Aber der für mich immer Sadomaso-Teil "Lackierung" ist ja noch weit hin. Erst mal der schönere, einfach bauen. Zum Beispiel am Rumpf: die Bauanleitung empfiehlt etwas gegen die vermutliche Hecklastigkeit zu tun. Auspendeln und Abwiegen der noch zu montierenden Teile zeigt ca. 9 Gramm bis zum Gleichgewicht. Also machen wir 15g draus. Dann wird ein Schott hinter den PAX-Sitzen ein- und die Nase mit dem Cockpit angebaut. Der Spalt ist groß genug: Auf in die Garage und dort von den Boliden-Felgen passende Klebegewichte abgerissen - ginge auch, aber meine Gewichte stammen vom Reifenhändler-Abfall. In den Spalt damit, verklebt mit der neuen Schottwand sollte das genügen.

Ach ja, Tische haben die Vis-à-vis Sitze auch bekommen. Wird keiner später mehr sehen können - verrückt.

Wie der Rumpf zusammen- und die Flächen angebaut sind wird man aber schon sehen. Da lohnt sich eine Sonderschicht. Die Rumpfhälften werden mit Zwingen korrekt positioniert und am Flächenansatz verbohrt. Dann wieder auseinander und die Flächen korrekt positioniert von innen her mit den Rumpfhälften verbohren. Damit die Position nicht verrutscht habe ich mit Weißleim die Fläche provosorisch angeklebt - das dauert zwar, aber weil hier alles Miles-mäßig einfach genial ist, stand die Fläche allein seelenruhig auf der Flächenhälfte über Nacht.
Zur Demonstration nochmal offen gezeigt: Vorn schon gestiftet.


Die andere Seite bekommt ein anderes Bohrbild: muß man nicht machen, vereinfacht das Leben aber, wenn später Winkelkorrekturen nötig werden: dann können die Ms-Stäbe jeder Seite für sich gebogen werden, denn die sollen ja die Richtung angeben.

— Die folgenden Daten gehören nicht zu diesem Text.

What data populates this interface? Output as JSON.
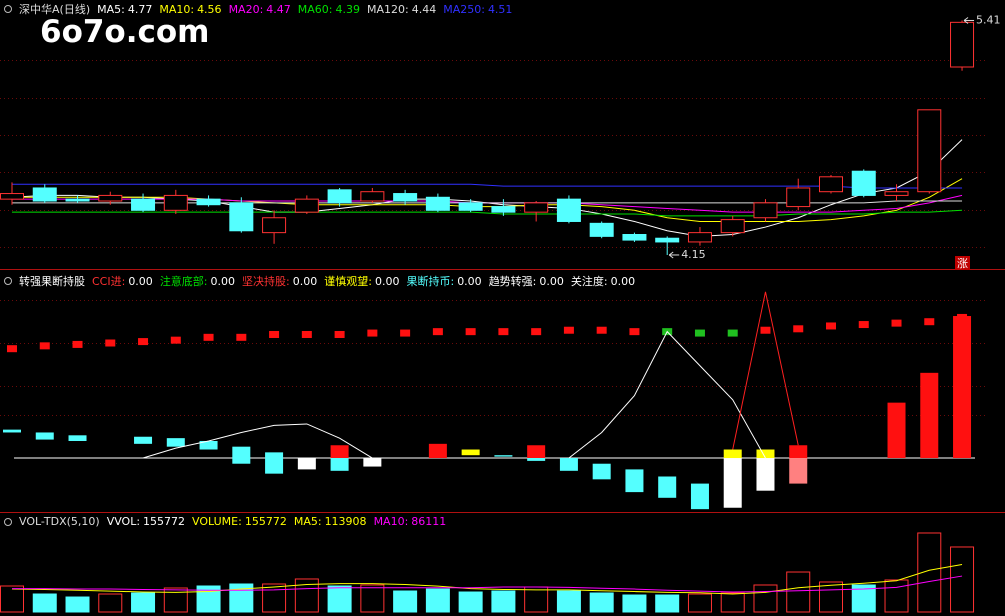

Am Höhenleitwerk die gleiche Prozedur, hier aber nur mit 2 durchgängigen Stäben. (hier sieht man übrigens innen im Rumpf "schön" die besagten kleinen schwarzen Pünktchen. Leider sind die aber außen auch, die Fotos geben das nur nicht her!)


Dankenswerterweise hat Magna auf dem Anguß die Anbauseite gekennzeichnet, hier P wie links. Die Passung sieht aber gut aus. Ist noch zu überlegen, ob die Ruder abgesägt werden müssen: Schaue ich mir mal auf Bildern an, wie die so hängen.



Zumindest ist alles auf gleicher Höhe: nicht schlecht für eine Kleinstserie!


Der Anblick der Seitenruder ist dagegen ernüchternd. Darüber muss ich erst mal nachdenken.